Him. This. Pretend boyfriend. None of it.
“Just like that? You’d decide to accompany a random stranger on a company retreat for no other reason than you’re bored? I mean . . . that’s odd to me.”
“Maybe to you it’s odd, but where I come from, in my circle of friends, we’d do it for each other in a heartbeat.”
My smile widens and then falters as I try to convince myself of all the reasons I should thank him and then leave. “You’re lucky to have that, but—”
“Or maybe it’s as simple as there’s something about you that makes me want to get to know you better. Maybe it’s that side of you that peeks through when you aren’t trying to figure out who to be and you just are. I want to know her better . . . and maybe, maybe it’s as simple as I like you, Blake.”
After everything I went through with Paul, I should take the compliments, the kind words, and let them fill all of the dark places my divorce emptied, but it’s so much easier to refute them than accept them. So much easier to hide in the depths of my insecurities than to really hear his words.

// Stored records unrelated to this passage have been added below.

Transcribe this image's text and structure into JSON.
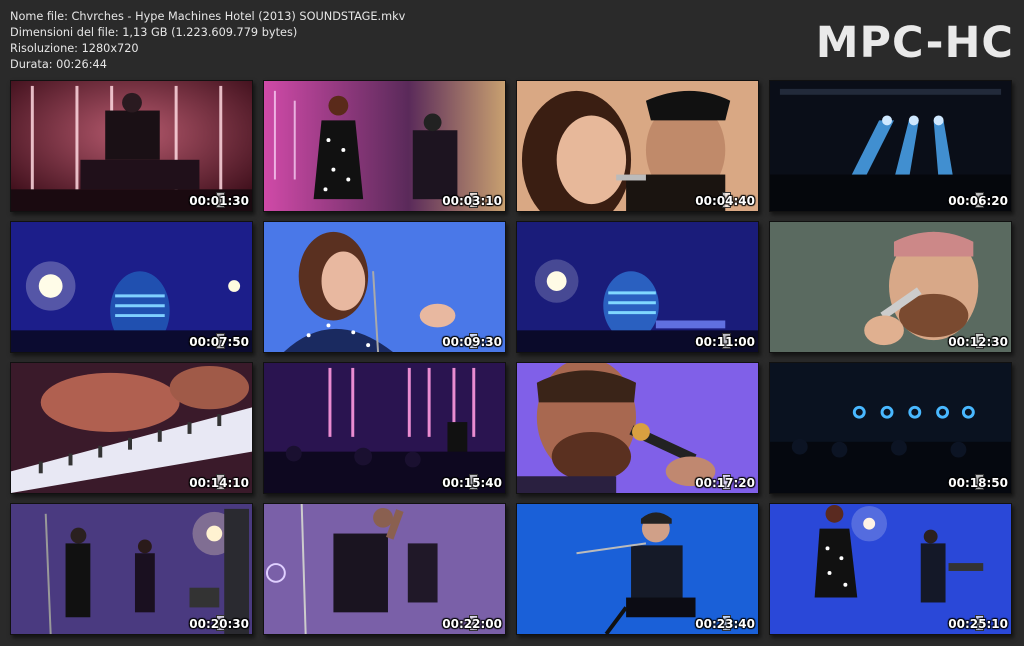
{
  "file_info": {
    "name_line": "Nome file: Chvrches - Hype Machines Hotel (2013) SOUNDSTAGE.mkv",
    "size_line": "Dimensioni del file: 1,13 GB (1.223.609.779 bytes)",
    "resolution_line": "Risoluzione: 1280x720",
    "duration_line": "Durata: 00:26:44"
  },
  "logo": "MPC-HC",
  "thumbnails": [
    {
      "time": "00:01:30",
      "scene": "scene-1"
    },
    {
      "time": "00:03:10",
      "scene": "scene-2"
    },
    {
      "time": "00:04:40",
      "scene": "scene-3"
    },
    {
      "time": "00:06:20",
      "scene": "scene-4"
    },
    {
      "time": "00:07:50",
      "scene": "scene-5"
    },
    {
      "time": "00:09:30",
      "scene": "scene-6"
    },
    {
      "time": "00:11:00",
      "scene": "scene-7"
    },
    {
      "time": "00:12:30",
      "scene": "scene-8"
    },
    {
      "time": "00:14:10",
      "scene": "scene-9"
    },
    {
      "time": "00:15:40",
      "scene": "scene-10"
    },
    {
      "time": "00:17:20",
      "scene": "scene-11"
    },
    {
      "time": "00:18:50",
      "scene": "scene-12"
    },
    {
      "time": "00:20:30",
      "scene": "scene-13"
    },
    {
      "time": "00:22:00",
      "scene": "scene-14"
    },
    {
      "time": "00:23:40",
      "scene": "scene-15"
    },
    {
      "time": "00:25:10",
      "scene": "scene-16"
    }
  ]
}
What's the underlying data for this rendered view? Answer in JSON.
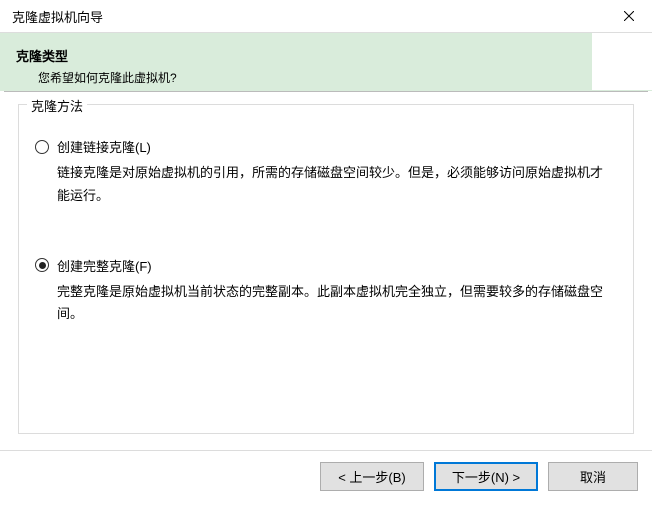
{
  "window": {
    "title": "克隆虚拟机向导"
  },
  "header": {
    "title": "克隆类型",
    "subtitle": "您希望如何克隆此虚拟机?"
  },
  "groupbox": {
    "label": "克隆方法"
  },
  "options": {
    "linked": {
      "label": "创建链接克隆(L)",
      "desc": "链接克隆是对原始虚拟机的引用，所需的存储磁盘空间较少。但是，必须能够访问原始虚拟机才能运行。",
      "selected": false
    },
    "full": {
      "label": "创建完整克隆(F)",
      "desc": "完整克隆是原始虚拟机当前状态的完整副本。此副本虚拟机完全独立，但需要较多的存储磁盘空间。",
      "selected": true
    }
  },
  "buttons": {
    "back": "< 上一步(B)",
    "next": "下一步(N) >",
    "cancel": "取消"
  }
}
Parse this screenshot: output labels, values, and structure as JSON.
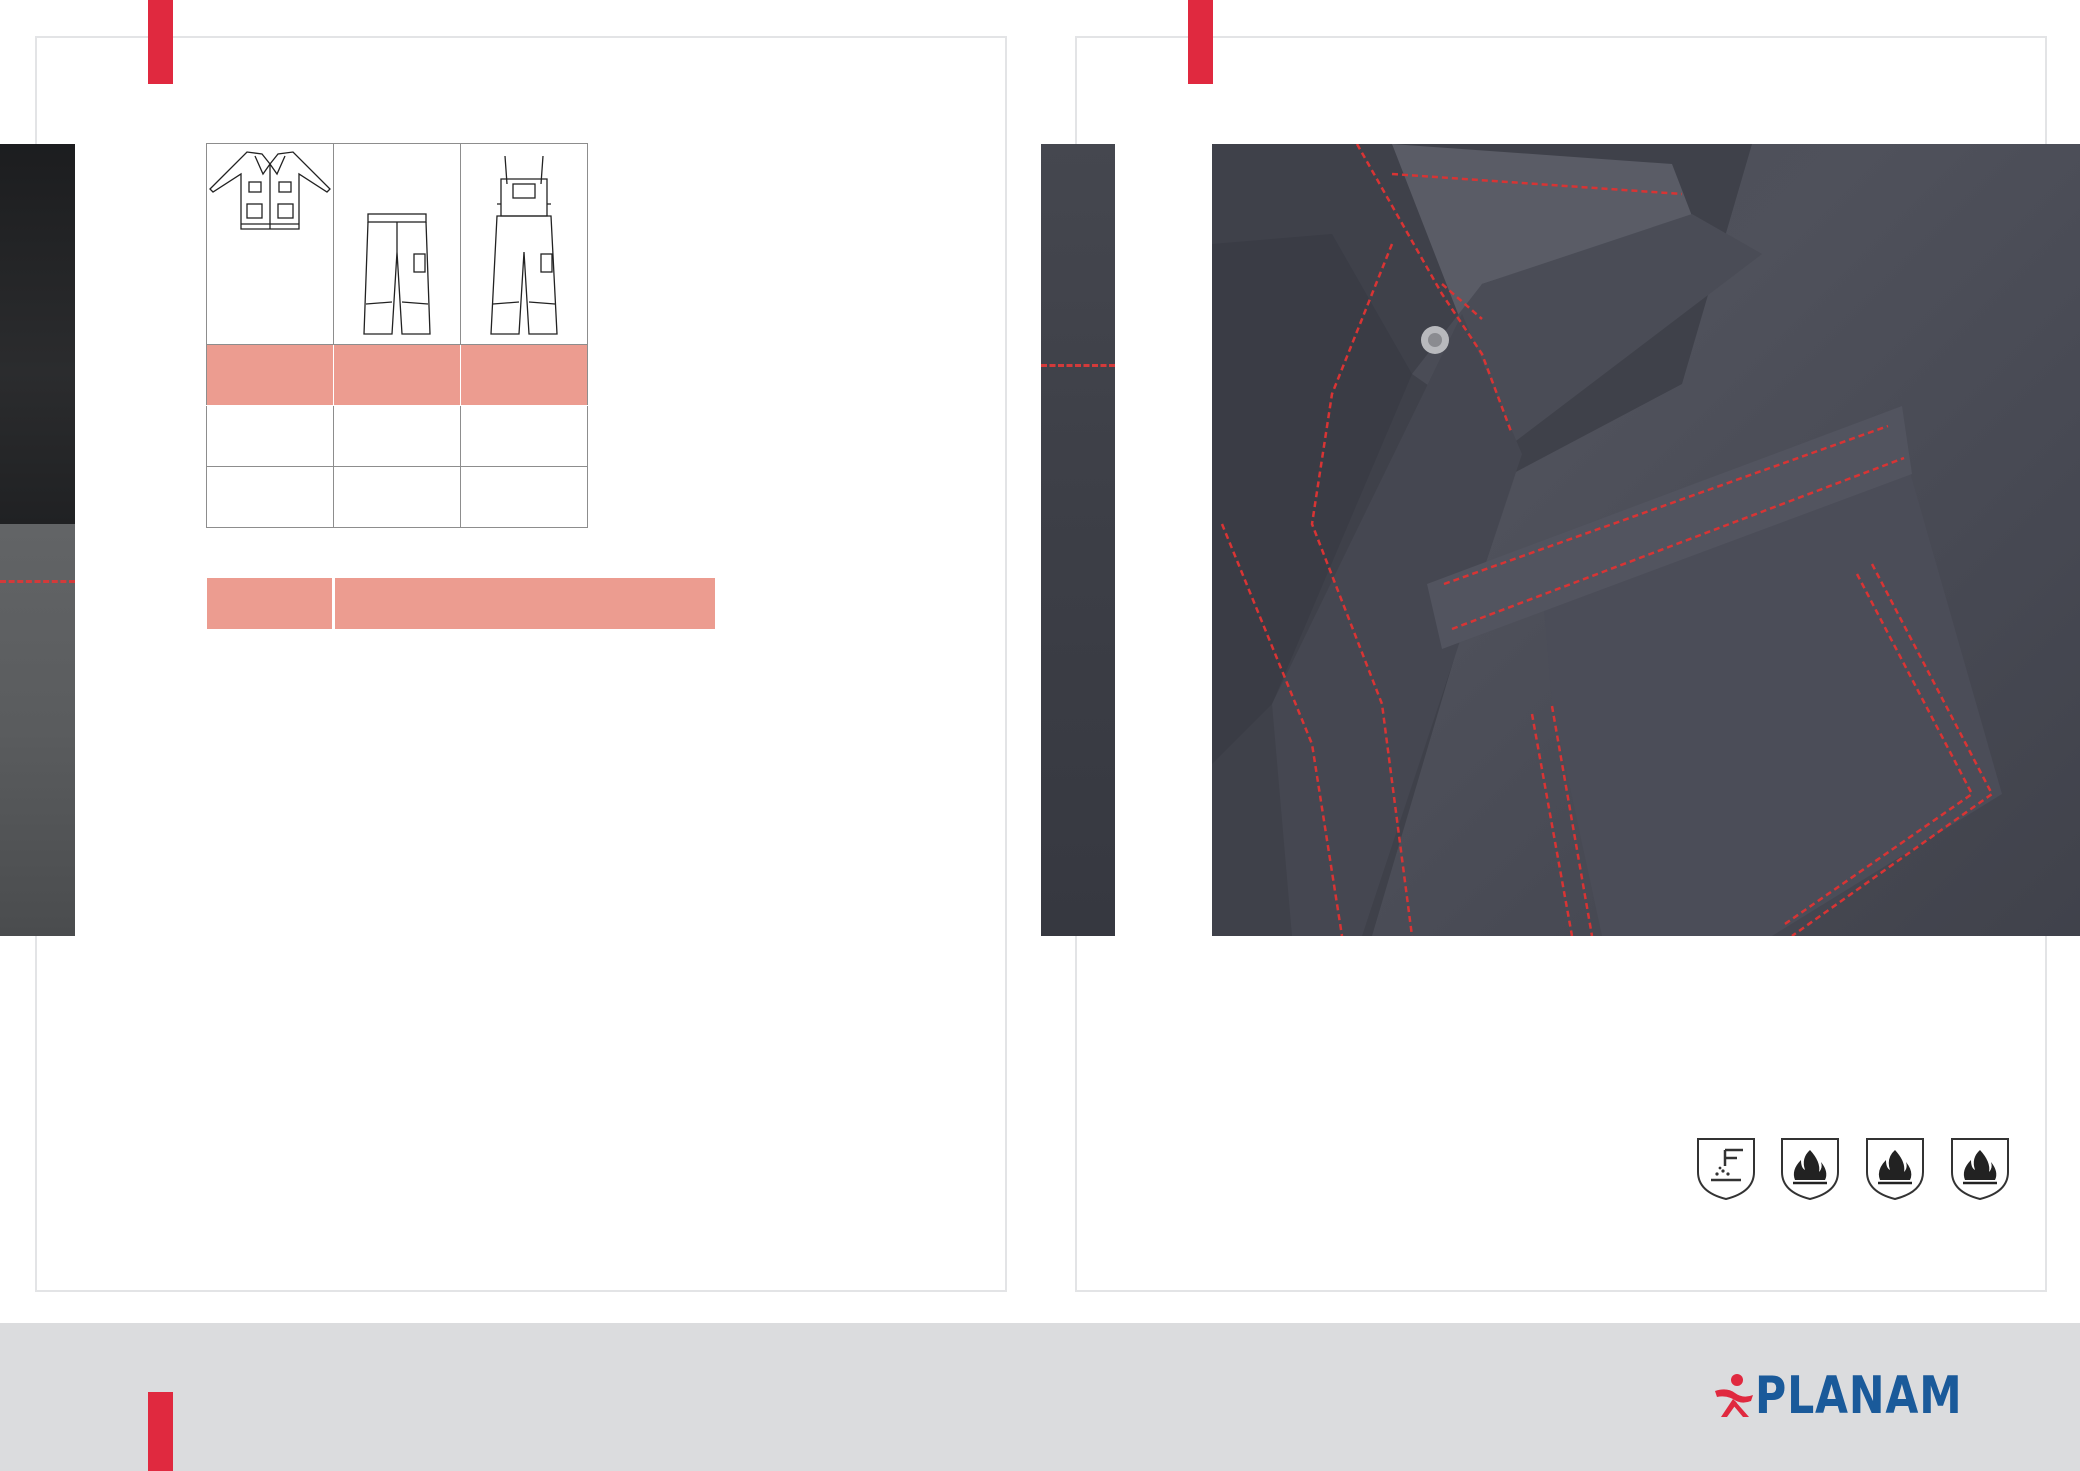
{
  "brand": {
    "name": "PLANAM",
    "logo_text": "PLANAM",
    "colors": {
      "accent_red": "#e0293f",
      "swatch_salmon": "#ec9c90",
      "logo_blue": "#1a5a9a",
      "footer_gray": "#dbdcde"
    }
  },
  "product_table": {
    "items": [
      {
        "icon": "jacket-icon"
      },
      {
        "icon": "trousers-icon"
      },
      {
        "icon": "bib-overalls-icon"
      }
    ]
  },
  "photos": [
    {
      "name": "fabric-strip-left",
      "subject": "black and grey workwear fabric with red stitching"
    },
    {
      "name": "fabric-strip-right",
      "subject": "grey workwear fabric with red stitching"
    },
    {
      "name": "jacket-closeup",
      "subject": "grey jacket collar and chest pocket with red stitching"
    }
  ],
  "safety_icons": [
    "welding-protection-icon",
    "flame-protection-icon",
    "flame-protection-icon",
    "flame-protection-icon"
  ]
}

I open my mouth, and my sarcasm gets me in trouble.
“Well, I like ice cream, too, but that doesn’t mean that I’d jump at a chance to go and lick every cone my mouth comes in contact with.” That sounded way worse than I meant it to, and I blush fifty shades of red at how stupid I sound. “Never mind. Forget I said that.”

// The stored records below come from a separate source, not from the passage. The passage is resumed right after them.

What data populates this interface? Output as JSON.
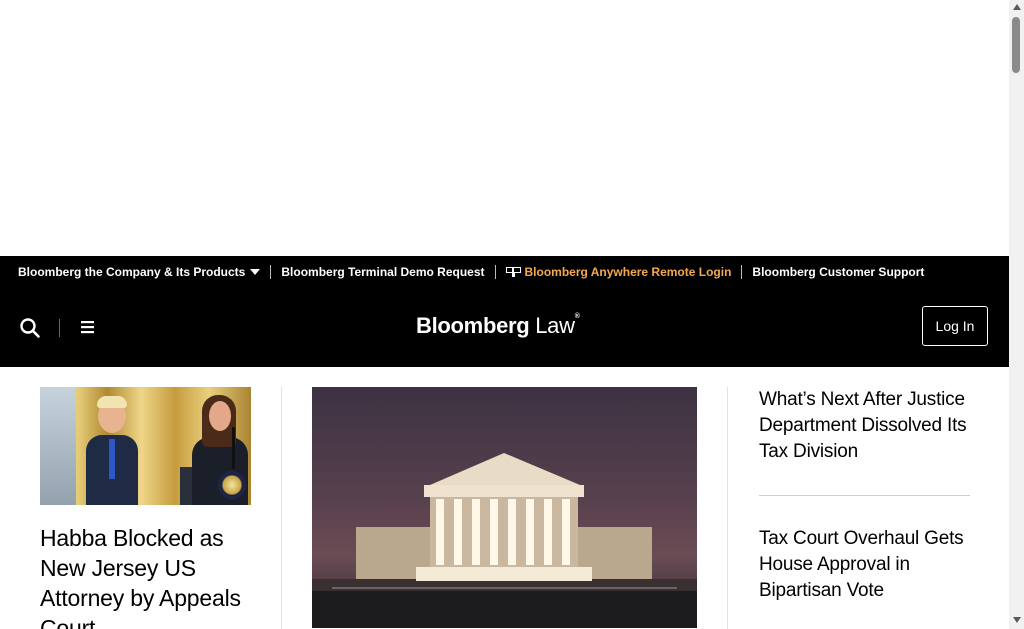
{
  "top_bar": {
    "items": [
      {
        "label": "Bloomberg the Company & Its Products",
        "has_dropdown": true
      },
      {
        "label": "Bloomberg Terminal Demo Request"
      },
      {
        "label": "Bloomberg Anywhere Remote Login",
        "icon": "terminal-icon",
        "color": "#f5a94f"
      },
      {
        "label": "Bloomberg Customer Support"
      }
    ]
  },
  "header": {
    "logo_main": "Bloomberg",
    "logo_sub": "Law",
    "logo_mark": "®",
    "login_label": "Log In",
    "icons": [
      "search-icon",
      "menu-icon"
    ]
  },
  "left_story": {
    "headline": "Habba Blocked as New Jersey US Attorney by Appeals Court"
  },
  "right_stories": [
    {
      "headline": "What’s Next After Justice Department Dissolved Its Tax Division"
    },
    {
      "headline": "Tax Court Overhaul Gets House Approval in Bipartisan Vote"
    }
  ],
  "colors": {
    "nav_background": "#000000",
    "accent_orange": "#f5a94f",
    "page_background": "#ffffff"
  }
}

His lopsided grin is like summer and sunshine, and where the hell did that Hallmark-card comment come from? Jesus. A man tells me he likes me, and I turn it into licking ice cream and dying of embarrassment.

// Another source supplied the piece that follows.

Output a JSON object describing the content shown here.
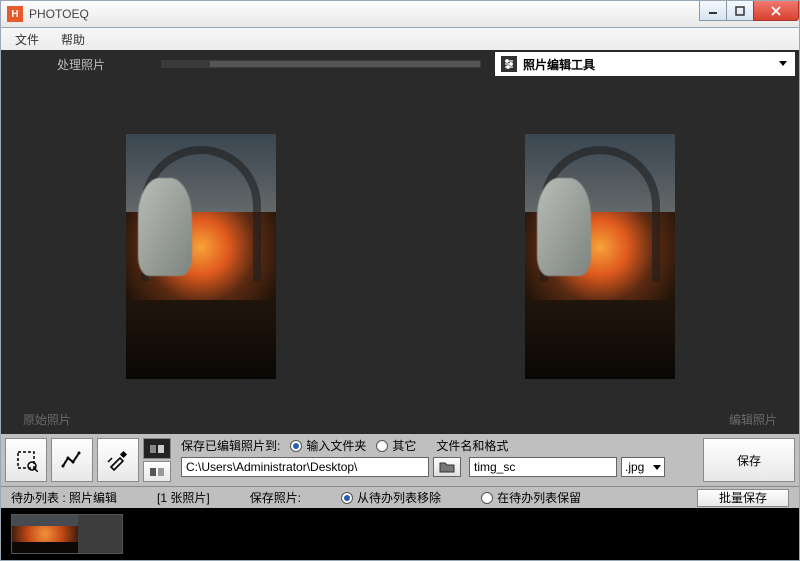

“Licking is never bad, huh?” He takes a long glance at my lips before coming back to my eyes. There’s desire darkening in his gaze, and of course, my brain scrambles over what to say so I can at least sound witty. “Does that mean you do or you don’t like me, then?”
“No. I didn’t say that.” So much for trying to sound intelligent. “I like you. A lot.” For the love of God, stop talking. “Or what I know of you.” I’m rambling. “It’s more that . . . I mean, I just don’t understand.” I’m making an idiot out of myself. “Why would you even . . . people just don’t do that.”
Silence falls over our table when I finally stop talking, and everything and anything is more interesting to look at than Slade. Anything.
The burgundy logo on the to-do list napkin. His fingers playing over the base of his glass . . .
The silence stretches until I look back up and meet those light bluish-gray irises of his.
“Some people do.” His voice is soft, and the amusement in his eyes is taunting. “What would it hurt? You get to save face with the ex and also show the new boss you’re there to play her game.”
I shake my head. “I know they say never look a gift horse in the mouth, but . . .”
“Then say yes. What’s the worst that can happen? You get a friend out of the process?”
A friend. Okay. So, yeah, mixed message central.
“No one will ever believe you’re my boyfriend.”
“They just did,” he says, lifting his chin in the direction of Paul and Barbie.
“That’s different. He’s blinded by her.”
“The way she flashes that ring around like a trophy that denotes her importance, it’s easy to be blinded.”
My smile is soft. “The people at my work . . . there’s no way they’ll think you’d date a woman like me.” Talk about humiliating saying the words.
“Like you?”
I nod, my cheeks heating.
“You mean a gorgeous, well-rounded, obviously smart woman?”
“Thank you.” He’s lying. “But that isn’t what I mean.” He’s just being nice.
“Then what do you mean?”
“There’s an obvious age difference between us.” The words feel so stupid coming from my mouth.
“Yeah, I’m thirty-one, and you’re whatever age you are that it’s bugged me so much I haven’t asked you because it doesn’t matter.”
Thirty-one. Jesus.
“And no, you aren’t old enough to be my mother,” he says, reading my unspoken thoughts. “So screw you, Hillary.”
“Hillary?” I laugh, totally thrown by the name.
“The woman in the bar who chased you off the other night.” I struggle with how to respond. “Because that’s why you left, right? She added age to the mix because she was threatened by the fact that I was much more taken with you than by the come-fuck-me eyes she kept giving me all night long.”
“You were?”
He turns so that his knees are on either side of my chair. I hold my breath as he leans into me, his lips so close I can feel the warmth of his breath. “In case you hadn’t noticed”—the tip of his nose hits the shell of my ear, causing chills to dance down my spine—“I was.”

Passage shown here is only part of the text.